‹‹‹ Vitr. 9.0.3 | Table of Contents | Vitr. 9.0.5 ›››
4If there be an area or field, whose form is a square, and it is required to set out another field whose form is also to be a square, but double in area, as this cannot be accomplished by any numbers or multiplication, it may be found exactly by drawing lines for the purpose, and the demonstration is as follows. A square plot of ground ten feet long by ten feet wide, contains an hundred feet; if we have to double this, that is, to set out a plot also square, which shall contain two hundred feet, we must find the length of a side of this square, so that its area may be double, that is two hundred feet. By numbers this cannot be done; for if the sides are made fourteen feet, these multiplied into each other give one hundred and ninety-six feet; if fifteen feet, they give a product of two hundred and twenty-five.

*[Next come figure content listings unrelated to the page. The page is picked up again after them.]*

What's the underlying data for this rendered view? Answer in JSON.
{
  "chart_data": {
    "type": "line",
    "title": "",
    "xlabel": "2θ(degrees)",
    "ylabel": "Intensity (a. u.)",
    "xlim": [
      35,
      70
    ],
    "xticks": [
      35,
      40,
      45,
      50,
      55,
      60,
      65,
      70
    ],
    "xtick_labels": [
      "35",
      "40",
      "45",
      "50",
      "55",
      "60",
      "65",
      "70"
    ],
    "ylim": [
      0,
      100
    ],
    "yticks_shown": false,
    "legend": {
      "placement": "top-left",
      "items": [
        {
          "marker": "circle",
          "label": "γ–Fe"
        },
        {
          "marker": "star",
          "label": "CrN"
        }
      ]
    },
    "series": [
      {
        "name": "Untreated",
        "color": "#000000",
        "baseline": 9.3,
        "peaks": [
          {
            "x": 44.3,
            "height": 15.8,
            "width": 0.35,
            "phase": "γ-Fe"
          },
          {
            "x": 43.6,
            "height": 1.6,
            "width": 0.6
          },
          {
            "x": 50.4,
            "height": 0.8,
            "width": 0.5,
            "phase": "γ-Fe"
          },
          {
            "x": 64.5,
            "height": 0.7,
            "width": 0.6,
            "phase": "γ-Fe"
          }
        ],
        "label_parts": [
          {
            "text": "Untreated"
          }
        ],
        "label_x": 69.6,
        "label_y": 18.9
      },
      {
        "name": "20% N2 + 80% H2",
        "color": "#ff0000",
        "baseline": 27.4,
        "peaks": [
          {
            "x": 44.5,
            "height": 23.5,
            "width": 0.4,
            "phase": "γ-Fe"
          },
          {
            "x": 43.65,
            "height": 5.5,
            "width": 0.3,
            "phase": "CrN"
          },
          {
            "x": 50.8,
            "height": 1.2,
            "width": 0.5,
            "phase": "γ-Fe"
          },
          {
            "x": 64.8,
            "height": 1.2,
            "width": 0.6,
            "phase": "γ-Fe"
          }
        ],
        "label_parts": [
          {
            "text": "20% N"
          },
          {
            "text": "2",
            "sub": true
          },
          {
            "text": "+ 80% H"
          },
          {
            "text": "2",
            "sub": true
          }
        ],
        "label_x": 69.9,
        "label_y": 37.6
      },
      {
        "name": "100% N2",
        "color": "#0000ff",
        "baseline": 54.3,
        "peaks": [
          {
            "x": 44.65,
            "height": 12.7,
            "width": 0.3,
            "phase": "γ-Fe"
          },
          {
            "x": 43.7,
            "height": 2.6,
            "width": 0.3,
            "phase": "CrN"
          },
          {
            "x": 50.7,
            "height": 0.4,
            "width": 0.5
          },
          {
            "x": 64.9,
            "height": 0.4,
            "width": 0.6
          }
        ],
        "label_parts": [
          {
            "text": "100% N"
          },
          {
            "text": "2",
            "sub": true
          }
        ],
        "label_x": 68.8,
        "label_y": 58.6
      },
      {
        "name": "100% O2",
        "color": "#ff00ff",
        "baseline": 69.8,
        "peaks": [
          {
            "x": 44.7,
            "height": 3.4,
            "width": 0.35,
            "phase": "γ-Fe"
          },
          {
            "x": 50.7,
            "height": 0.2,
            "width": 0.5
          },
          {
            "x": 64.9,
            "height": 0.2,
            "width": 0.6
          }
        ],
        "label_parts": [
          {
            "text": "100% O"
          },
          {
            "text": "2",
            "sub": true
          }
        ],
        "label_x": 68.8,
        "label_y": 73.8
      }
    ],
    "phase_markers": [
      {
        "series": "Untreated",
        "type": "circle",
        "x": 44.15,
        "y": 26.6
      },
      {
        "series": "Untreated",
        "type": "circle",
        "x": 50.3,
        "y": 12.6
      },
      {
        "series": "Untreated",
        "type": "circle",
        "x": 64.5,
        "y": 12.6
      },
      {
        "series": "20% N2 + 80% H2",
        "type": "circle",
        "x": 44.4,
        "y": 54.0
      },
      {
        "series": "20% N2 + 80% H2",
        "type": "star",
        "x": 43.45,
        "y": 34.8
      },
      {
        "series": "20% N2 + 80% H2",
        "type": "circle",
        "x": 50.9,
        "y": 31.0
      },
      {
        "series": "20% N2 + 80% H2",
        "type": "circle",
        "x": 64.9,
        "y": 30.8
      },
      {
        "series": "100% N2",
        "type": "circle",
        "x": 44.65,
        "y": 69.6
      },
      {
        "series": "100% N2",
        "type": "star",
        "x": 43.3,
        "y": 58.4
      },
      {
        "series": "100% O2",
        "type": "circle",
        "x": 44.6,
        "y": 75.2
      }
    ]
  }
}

4First of all, among the many very useful theorems of Plato, I will cite one as demonstrated by him. Suppose there is a place or a field in the form of a square and we are required to double it. This has to be effected by means of lines correctly drawn, for it will take a kind of calculation not to be made by means of mere multiplication. The following is the demonstration. A square place ten feet long and ten feet wide gives an area of one hundred feet. Now if it is required to double the square, and to make one of two hundred feet, we must ask how long will be the side of that square so as to get from this the two hundred feet corresponding to the doubling of the area. Nobody can find this by means of arithmetic. For if we take fourteen, multiplication will give one hundred and ninety-six feet; if fifteen, two hundred and twenty-five feet.